Série

Appartient au dossier : L’art de lutter

L’art de lutter 4/4 : Nelson Mandela

En 1984, paraît le 45 tours Nelson Mandela du groupe de ska The Special A.K.A. Produite par le guitariste Elvis Costello, la chanson traite de l’emprisonnement de Nelson Mandela par le gouvernement sud-africain pendant la période de l’apartheid. Composé après un concert anti-apartheid à Londres en 1983, le titre n’a pu être diffusé à la radio en Afrique du Sud en raison de son caractère politique.
Au-delà de ce qu’elles en racontent, les œuvres d’art peuvent-elles avoir une influence sur le déroulement des soulèvements populaires ? Alors que la programmation Fronts populaires du Cinéma du Réel 2019 s’interroge sur la manière dont les images de luttes participent aux luttes, Balises pose la question en peinture, en poésie et en chanson.

Cliquez sur l’image pour l’agrandir.

« Twenty-one years in captivity
His shoes too small to fit his feet 
His body abused but his mind is still free 
Are you so blind that you cannot see
 »

« Vingt et une années de captivité
Ses chaussures trop étroites pour convenir à ses pieds
Son corps est maltraité mais son esprit est encore libre
Vous êtes si aveugle que vous ne voyez pas »  

Nelson Mandela est considérée comme une protest song pour son message ouvertement contestataire et humanitaire. Dans les paroles, le chanteur Jerry Dammers revient sur le combat de Nelson Mandela pour la cause noire en Afrique du Sud. Le leader politique est présenté comme un résistant solitaire et « hors du commun » dont l’esprit et le corps n’ont pas été altérés par ses vingt et une années de captivité. Son plaidoyer pour le parti du Congrès national africain est rappelé en une phrase : « He pleaded the causes of the ANC » (Il a défendu les causes du Congrès national africain). C’est une référence aux différentes déclarations données par Nelson Mandela, comme celle du procès de Rivonia qui s’est déroulée entre 1963 et 1964. Le texte aborde également les actions de sabotage menées clandestinement par le « fer de lance de la nation », l’aile militaire du parti fondée par Nelson Mandela.

La chanson est volontairement incisive et joue sur l’économie de mots. Jerry Dammers l’a composée comme un appel à la liberté. Le refrain est chanté à la manière d’un chœur de gospel de Soweto (quartier noir de Johannesburg et symbole de la résistance à l’apartheid). À la fois répétitif et insistant, il fonctionne comme une supplication.
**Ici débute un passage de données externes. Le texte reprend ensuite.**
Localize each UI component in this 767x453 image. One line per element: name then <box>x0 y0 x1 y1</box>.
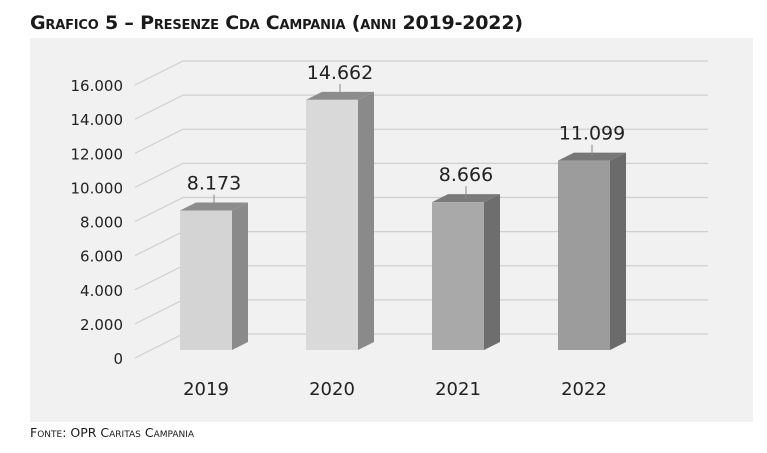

Les couplets s’adressent de manière directe au gouvernement de l’apartheid avec un champ lexical qui fait état de leur indifférence à agir (« deaf », « dumb », « blind »). L’absence de ponctuation donne au morceau l’aspect d’un slogan humanitaire.

Grâce notamment à sa large diffusion à la radio, Nelson Mandela devient un hymne-tube en 1986. Le méga-concert donné à Wembley en 1988 par l’association Artists against apartheid contribue également à son succès. Elvis Costello affirme en 1989 dans le magazine musical Spin que la chanson a accru l’ampleur du mouvement anti-apartheid en Angleterre. Au-delà de son succès dans les charts anglais – Nelson Mandela y atteint la 9e place – le morceau a fait « prendre conscience de manière unique du calvaire de Nelson Mandela et a aidé à faire de la lutte contre l’apartheid une des causes qui a défini les années quatre-vingt », selon le journaliste Dorian Lynskey.

Les paroles de Nelson Mandela ont contribué à réhabiliter la réputation politique du leader sud-africain entachée par les membres du parti conservateur anglais et la première ministre Margaret Thatcher. Les sanctions économiques imposées à l’Afrique du Sud seront également assouplies après sa libération.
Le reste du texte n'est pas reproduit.